レッシグが、知的財産権の問題から「チャンネルを変える」と宣言して、話題になっている。私も、彼の気分はわからないでもない。彼を2001年に日本に初めてまねいたのは私だが、それ以来、彼との会話はいつも同じ暗い話ばかりで、状況は悪くなる一方。こんなことをやっていたら学者として終わってしまう、という彼の焦りもわかる。

しかし彼が「腐敗」を新しいテーマにするというのはいただけない。それは民主主義にとって本質的な問題ではないからだ。この種の問題については、経済学で既存の研究がたくさんあるが、その代表であるGrossman-Helpmanの分析によれば、根本的な問題は「1人1票」という普通選挙制度にある。私の1票が選挙結果に影響を与える確率は(田舎の村長選挙でもないかぎり)ゼロだが、投票に行くコストは私が負担するので、投票は非合理的な行動なのである。

したがって政治に影響を与えようとする人々にとっては、投票するよりロビー団体を通じて政治家に働きかけるほうが合理的だ。この場合、レッシグも指摘するように、問題は贈収賄だけではない。合法的な政治献金も、政治家に影響を与えるという意味では同じである。しかし政治資金を規制して「腐敗」をなくしたとしても、民主的意思決定のゆがみはなくならない。

根本的な問題は、政治活動のコストと利益が不均等に分布していることだ。たとえばJASRACにとっては、政治家に圧力をかけて音楽データ配信を制限させて独占を守り、数千万円ぐらい手数料収入を上げることができれば、その利益は政治活動のコストを十分上回る。これに対して数百万人の消費者が二重課金によって数億円損をするとしても、一人当たりの利益は数百円なので、政治活動のコストには見合わない。

このように公共的意思決定が公共財になるため、silent majorityの「ただ乗り」が起こってnoisy minorityの政治的圧力が通りやすくなるという逆説は古くから知られている。これは代議制民主主義の欠陥なので、根本的に是正する方法はない。かといって、ブログやNGOなどの「直接民主主義」が世の中を変えるというのも幻想だ。「反グローバリズム」のデモ隊が政治家より賢明だという保証は何もない。

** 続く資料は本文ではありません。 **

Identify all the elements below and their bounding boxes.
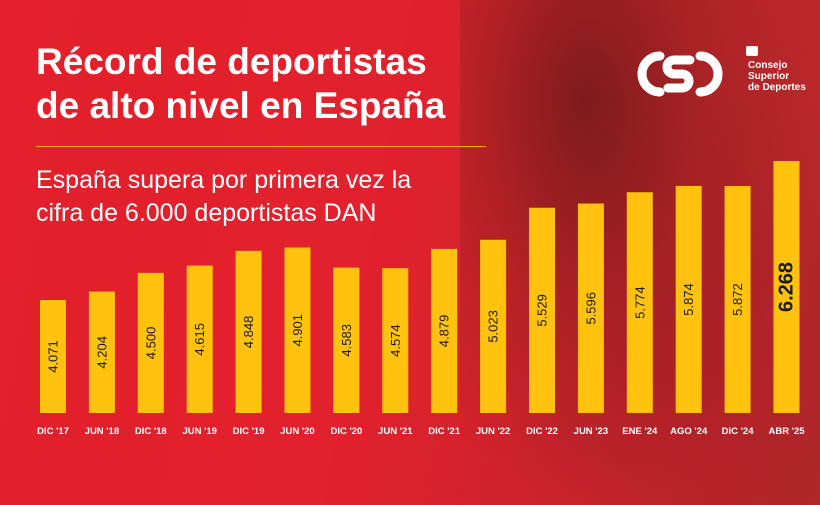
- x-tick-label-15: ABR '25: [768, 426, 805, 437]
- bar-value-label-11: 5.596: [583, 292, 598, 325]
- x-tick-label-3: JUN '19: [182, 426, 216, 437]
- bar-8: [431, 248, 458, 413]
- x-tick-label-14: DIC '24: [722, 426, 755, 437]
- bar-value-label-15: 6.268: [776, 262, 798, 312]
- bar-4: [235, 250, 262, 413]
- logo-line-3: de Deportes: [748, 82, 806, 93]
- bar-3: [186, 265, 213, 413]
- logo-line-2: Superior: [748, 71, 790, 82]
- logo-line-1: Consejo: [748, 60, 788, 71]
- x-tick-label-12: ENE '24: [622, 426, 658, 437]
- bar-value-label-8: 4.879: [437, 315, 452, 348]
- x-tick-label-5: JUN '20: [280, 426, 314, 437]
- bar-value-label-10: 5.529: [535, 294, 550, 327]
- bar-value-label-14: 5.872: [730, 283, 745, 316]
- x-tick-label-13: AGO '24: [670, 426, 708, 437]
- x-tick-label-10: DIC '22: [526, 426, 558, 437]
- bar-11: [577, 203, 604, 413]
- x-tick-label-11: JUN '23: [574, 426, 608, 437]
- bar-value-label-0: 4.071: [46, 340, 61, 373]
- x-tick-label-2: DIC '18: [135, 426, 167, 437]
- x-tick-label-7: JUN '21: [378, 426, 413, 437]
- bar-2: [137, 272, 164, 413]
- bar-1: [88, 291, 115, 413]
- bar-value-label-4: 4.848: [241, 316, 256, 349]
- x-tick-label-8: DIC '21: [428, 426, 461, 437]
- x-tick-label-0: DIC '17: [37, 426, 69, 437]
- subtitle-line-1: España supera por primera vez la: [36, 166, 412, 194]
- bar-9: [480, 239, 507, 413]
- x-tick-label-9: JUN '22: [476, 426, 510, 437]
- bar-value-label-7: 4.574: [388, 324, 403, 357]
- logo-text: Consejo Superior de Deportes: [748, 60, 806, 93]
- x-tick-label-4: DIC '19: [233, 426, 265, 437]
- bar-13: [675, 185, 702, 413]
- bar-14: [724, 186, 751, 413]
- title-line-2: de alto nivel en España: [36, 85, 446, 126]
- bar-value-label-2: 4.500: [143, 327, 158, 360]
- bar-5: [284, 247, 311, 413]
- bar-7: [382, 268, 409, 413]
- page-subtitle: España supera por primera vez la cifra d…: [36, 164, 496, 230]
- title-line-1: Récord de deportistas: [36, 41, 427, 82]
- csd-logo-icon: [637, 46, 758, 97]
- x-tick-label-1: JUN '18: [85, 426, 119, 437]
- bar-value-label-5: 4.901: [290, 314, 305, 347]
- bar-10: [529, 207, 555, 413]
- bar-value-label-12: 5.774: [632, 286, 647, 319]
- x-tick-label-6: DIC '20: [330, 426, 362, 437]
- bar-12: [626, 192, 653, 413]
- bar-value-label-13: 5.874: [681, 283, 696, 316]
- bar-value-label-9: 5.023: [486, 310, 501, 343]
- bar-value-label-6: 4.583: [339, 324, 354, 357]
- subtitle-line-2: cifra de 6.000 deportistas DAN: [36, 199, 377, 227]
- bar-value-label-1: 4.204: [94, 336, 109, 369]
- bar-0: [40, 300, 66, 413]
- bar-value-label-3: 4.615: [192, 323, 207, 356]
- bar-6: [333, 267, 360, 413]
- title-divider: [36, 146, 486, 147]
- bar-15: [773, 161, 800, 413]
- page-title: Récord de deportistas de alto nivel en E…: [36, 40, 556, 128]
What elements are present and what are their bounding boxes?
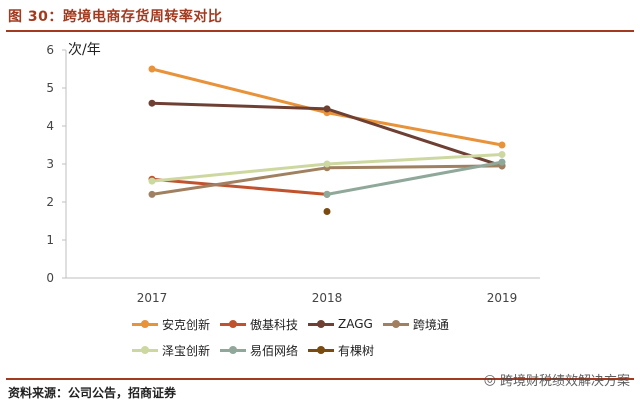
legend-swatch <box>308 319 335 328</box>
watermark-text: 跨境财税绩效解决方案 <box>499 374 630 389</box>
legend-marker <box>141 345 149 354</box>
data-point <box>498 151 506 158</box>
data-point <box>148 99 156 107</box>
data-point <box>323 208 331 215</box>
watermark: ◎ 跨境财税绩效解决方案 <box>483 370 630 390</box>
data-point <box>148 177 156 185</box>
series-易佰网络 <box>323 158 506 198</box>
series-泽宝创新 <box>148 151 506 185</box>
legend-marker <box>141 319 149 328</box>
x-tick-label: 2019 <box>487 291 518 302</box>
legend-swatch <box>220 319 247 328</box>
data-point <box>498 141 506 149</box>
footer-divider <box>6 378 634 380</box>
wechat-icon: ◎ <box>483 371 496 388</box>
chart-axes: 0 1 2 3 4 5 6 2017 2018 2019 <box>46 43 540 302</box>
legend-item: 跨境通 <box>382 316 449 332</box>
series-line <box>151 177 328 196</box>
y-tick-label: 2 <box>46 195 54 209</box>
legend-swatch <box>132 319 158 328</box>
legend-marker <box>317 345 326 354</box>
legend-label: 泽宝创新 <box>162 343 211 358</box>
legend-item: 安克创新 <box>132 316 210 332</box>
legend-label: 有棵树 <box>338 343 375 358</box>
y-tick-label: 1 <box>46 233 54 247</box>
legend-marker <box>391 319 400 328</box>
legend-label: 傲基科技 <box>250 317 299 332</box>
legend-label: ZAGG <box>338 317 373 331</box>
legend-marker <box>317 319 326 328</box>
legend-swatch <box>308 345 335 354</box>
title-divider <box>6 30 634 32</box>
data-point <box>148 190 156 198</box>
y-tick-label: 5 <box>46 81 54 95</box>
y-tick-label: 3 <box>46 157 54 171</box>
line-chart: 0 1 2 3 4 5 6 2017 2018 2019 次/年 <box>46 42 540 302</box>
legend-item: 有棵树 <box>308 342 374 358</box>
legend-marker <box>229 319 238 328</box>
data-point <box>323 190 331 198</box>
x-tick-label: 2018 <box>312 291 343 302</box>
y-tick-label: 6 <box>46 43 54 57</box>
y-tick-label: 4 <box>46 119 54 133</box>
legend-swatch <box>132 345 158 354</box>
legend-item: ZAGG <box>308 316 373 332</box>
x-tick-label: 2017 <box>137 291 168 302</box>
y-axis-label: 次/年 <box>68 42 101 58</box>
data-point <box>323 160 331 168</box>
data-point <box>323 105 331 113</box>
legend-label: 易佰网络 <box>250 343 299 358</box>
source-note: 资料来源：公司公告，招商证券 <box>8 386 177 400</box>
y-tick-label: 0 <box>46 271 54 285</box>
legend-item: 易佰网络 <box>220 342 298 358</box>
legend-marker <box>229 345 238 354</box>
legend-label: 跨境通 <box>412 317 449 332</box>
legend-item: 泽宝创新 <box>132 342 210 358</box>
legend-swatch <box>382 319 409 328</box>
data-point <box>148 65 156 73</box>
series-line <box>326 160 503 196</box>
data-point <box>498 158 506 166</box>
chart-legend: 安克创新 傲基科技 ZAGG 跨境通泽宝创新 易佰网络 有棵树 <box>132 316 512 358</box>
chart-series <box>148 65 506 215</box>
legend-swatch <box>220 345 247 354</box>
series-有棵树 <box>323 208 331 215</box>
legend-item: 傲基科技 <box>220 316 298 332</box>
chart-title: 图 30：跨境电商存货周转率对比 <box>8 9 223 25</box>
legend-label: 安克创新 <box>162 317 211 332</box>
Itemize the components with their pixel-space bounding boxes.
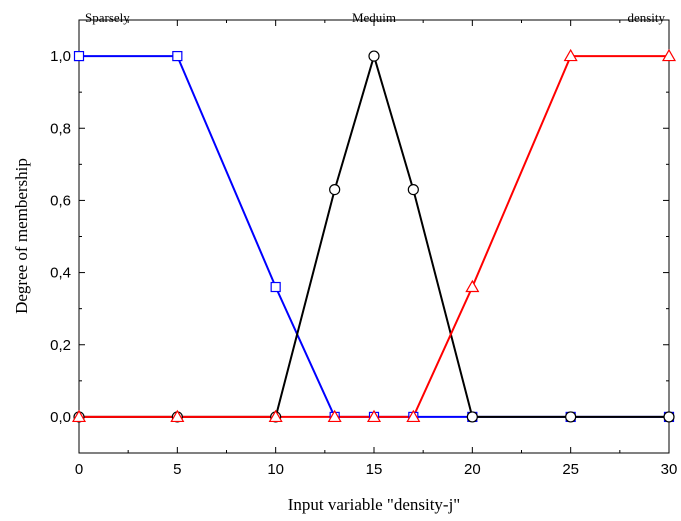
point-marker-sparsely (73, 50, 85, 62)
point-marker-density (327, 409, 342, 423)
y-tick-label: 0,6 (50, 192, 71, 209)
point-marker-medium (565, 411, 577, 423)
point-marker-sparsely (270, 281, 281, 293)
point-marker-density (465, 279, 480, 293)
top-label-medium: Meduim (352, 10, 396, 25)
point-marker-medium (663, 411, 675, 423)
x-tick-label: 5 (173, 461, 181, 478)
labels-layer: 0 5 10 15 20 25 30 0,0 0,2 0,4 0,6 0,8 1,0 Sparsely Me… (50, 10, 677, 478)
point-marker-medium (407, 183, 419, 196)
series-line-density (79, 55, 669, 418)
top-label-sparsely: Sparsely (85, 10, 130, 25)
x-tick-label: 25 (562, 461, 579, 478)
series-line-medium (79, 52, 669, 418)
plot-frame (78, 19, 670, 454)
axes-layer (78, 19, 670, 454)
point-marker-density (406, 409, 421, 423)
point-marker-density (170, 409, 185, 423)
y-tick-label: 0,4 (50, 265, 71, 282)
y-axis-title: Degree of membership (12, 158, 31, 314)
x-tick-label: 30 (661, 461, 678, 478)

だから残念ながら、レッシグの「これからの10年」は、学問的に大した成果を生むとは思えない。彼の支持するオバマのような民主党的温情主義は、「大きな政府」をもたらし、かえってゆがみを拡大するだろう。本質的な問題は、彼の師匠であるポズナーもいうように、人々の生活に行政が関与するのをやめさせ、個人間の紛争は当事者どうしで司法的に解決するしくみを整備して、政治の領域を最小化することだ。人生には、政治よりも大事なことがたくさんある。